Sourdough Pane di Como Antico o Pane Francese

The story of this bread is rather interesting because it seems it was always made with sourdough anyway and Carol Field had to turn it into a yeast recipe – only for me to turn it back again into a sourdough recipe!  It is supposed to have a “big-holed chewy interior and a crunchy crust”.  Well, mine did not have a big holed interior, although it was pleasantly chewy.  Nor did it have a crunchy crust – the crust was rather chewy too.  Further, there was no picture so, although I followed the instructions I was not (still am not) at all certain that it was shaped as it was meant to be. 
Course: Breakfast
Cuisine: Italian

Ingredients

Day 1

  • 180 g LIVE Biga See below
  • 1/2 cup (125 g) Warm water
  • 1/2 cup (65 g)  Wheat flour  I used whole wheat – it was all I had on hand.
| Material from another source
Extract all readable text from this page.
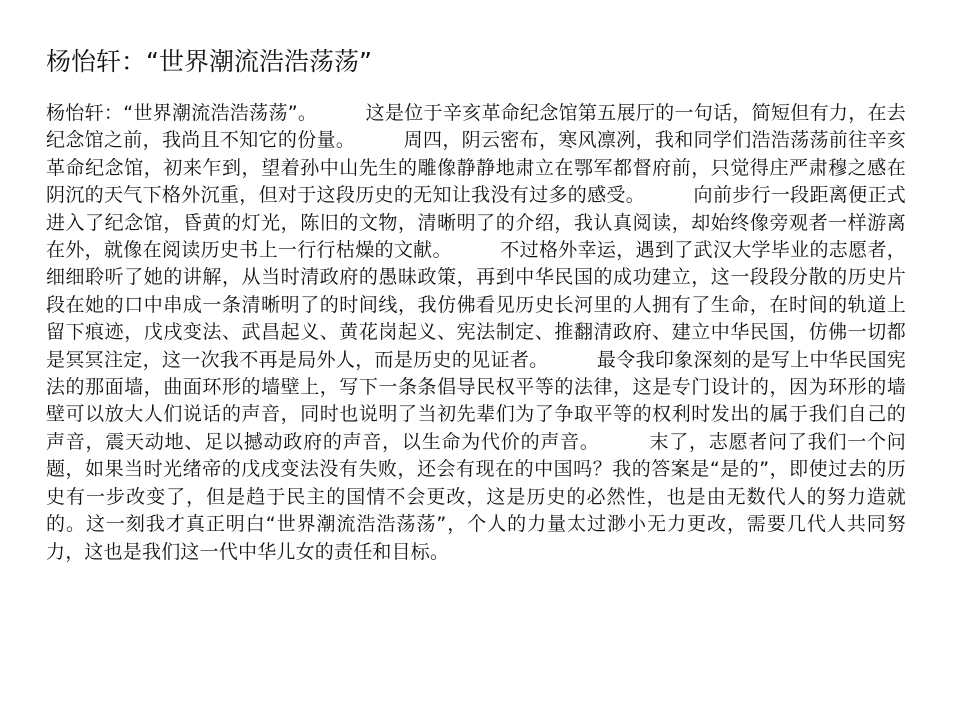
杨怡轩：“世界潮流浩浩荡荡”

杨怡轩：“世界潮流浩浩荡荡”。　　　这是位于辛亥革命纪念馆第五展厅的一句话，简短但有力，在去纪念馆之前，我尚且不知它的份量。　　　周四，阴云密布，寒风凛冽，我和同学们浩浩荡荡前往辛亥革命纪念馆，初来乍到，望着孙中山先生的雕像静静地肃立在鄂军都督府前，只觉得庄严肃穆之感在阴沉的天气下格外沉重，但对于这段历史的无知让我没有过多的感受。　　　向前步行一段距离便正式进入了纪念馆，昏黄的灯光，陈旧的文物，清晰明了的介绍，我认真阅读，却始终像旁观者一样游离在外，就像在阅读历史书上一行行枯燥的文献。　　　不过格外幸运，遇到了武汉大学毕业的志愿者，细细聆听了她的讲解，从当时清政府的愚昧政策，再到中华民国的成功建立，这一段段分散的历史片段在她的口中串成一条清晰明了的时间线，我仿佛看见历史长河里的人拥有了生命，在时间的轨道上留下痕迹，戊戌变法、武昌起义、黄花岗起义、宪法制定、推翻清政府、建立中华民国，仿佛一切都是冥冥注定，这一次我不再是局外人，而是历史的见证者。　　　最令我印象深刻的是写上中华民国宪法的那面墙，曲面环形的墙壁上，写下一条条倡导民权平等的法律，这是专门设计的，因为环形的墙壁可以放大人们说话的声音，同时也说明了当初先辈们为了争取平等的权利时发出的属于我们自己的声音，震天动地、足以撼动政府的声音，以生命为代价的声音。　　　末了，志愿者问了我们一个问题，如果当时光绪帝的戊戌变法没有失败，还会有现在的中国吗？我的答案是“是的”，即使过去的历史有一步改变了，但是趋于民主的国情不会更改，这是历史的必然性，也是由无数代人的努力造就的。这一刻我才真正明白“世界潮流浩浩荡荡”，个人的力量太过渺小无力更改，需要几代人共同努力，这也是我们这一代中华儿女的责任和目标。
The recipe calls for Italian 00 flour which is closest to plain white, but I never have plain white and use strong bread flour for all my bread so I guess I am a bad scientist.  Oops.
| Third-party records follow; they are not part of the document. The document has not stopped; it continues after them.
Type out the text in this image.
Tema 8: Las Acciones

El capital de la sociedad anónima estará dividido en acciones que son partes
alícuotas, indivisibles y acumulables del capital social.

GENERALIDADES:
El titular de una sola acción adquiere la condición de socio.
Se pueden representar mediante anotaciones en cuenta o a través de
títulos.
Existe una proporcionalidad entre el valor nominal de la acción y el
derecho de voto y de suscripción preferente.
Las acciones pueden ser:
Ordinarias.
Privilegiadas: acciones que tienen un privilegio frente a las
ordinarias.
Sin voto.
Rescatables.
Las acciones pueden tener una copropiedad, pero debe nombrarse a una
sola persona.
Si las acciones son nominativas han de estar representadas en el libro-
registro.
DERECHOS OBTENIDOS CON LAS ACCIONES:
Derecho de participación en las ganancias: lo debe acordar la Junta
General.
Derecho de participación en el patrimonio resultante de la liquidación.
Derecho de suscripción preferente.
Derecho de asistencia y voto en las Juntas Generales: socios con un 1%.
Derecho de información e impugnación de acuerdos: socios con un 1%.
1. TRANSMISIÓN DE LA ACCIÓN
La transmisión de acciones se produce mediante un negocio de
Cut the biga up in small pieces and then work it into water with your hands so that it all turns milky white and the biga is in very small bits.  Add the flour and stir.  Cover and leave over night.

    Day 2

    • The Day 1 Mixture
    • 1 cup (250 g)   Warm water
    • 435 g Flour  As above
    • 10 g Salt

    Instructions

    • Dissolve the day 1 dough in the water and then add the other ingredients.  Knead for 10 minutes.
    • Place the dough into a lightly oiled bowl, cover and let rest for 2 hours.  the dough is ready when there are bubbles and blisters under the surface.
    • Divide the dough in two and shape it into two round balls.  Let them rest under a cloth for 20 minutes and then roll them into fat sausages and place them on individual pieces of waxed paper/baking parchment.  Dimple the dough thoroughly with your fingertips, cover and leave for 60-90 minutes.
    • Heat up the oven to 210 C/425 F and turn the loaves gently onto a baking tray that you have heated in the oven and sprinkled generously with polenta or lined with baking parchment.
    • Turn the oven down to 200 C/400 F and bake for 35-40 minutes until golden.
    • These are the original instructions but, in order to get a holey crumb, I would modify them slightly.  I would do the first rise for 1 hour.  I would then do some stretch and fold and let rest again back in the oily bowl for 1 hour.  I would then stretch-fold-shape into rounds and let rest for 1 hour.  Then I would so a little stretch and fold and shape into sausages and dimple – but not over generously so.  Then I would let rest for a further hour and then bake.  So – more stretch and fold and a longer rise before baking.  That way there would be a better chance at air bubbles.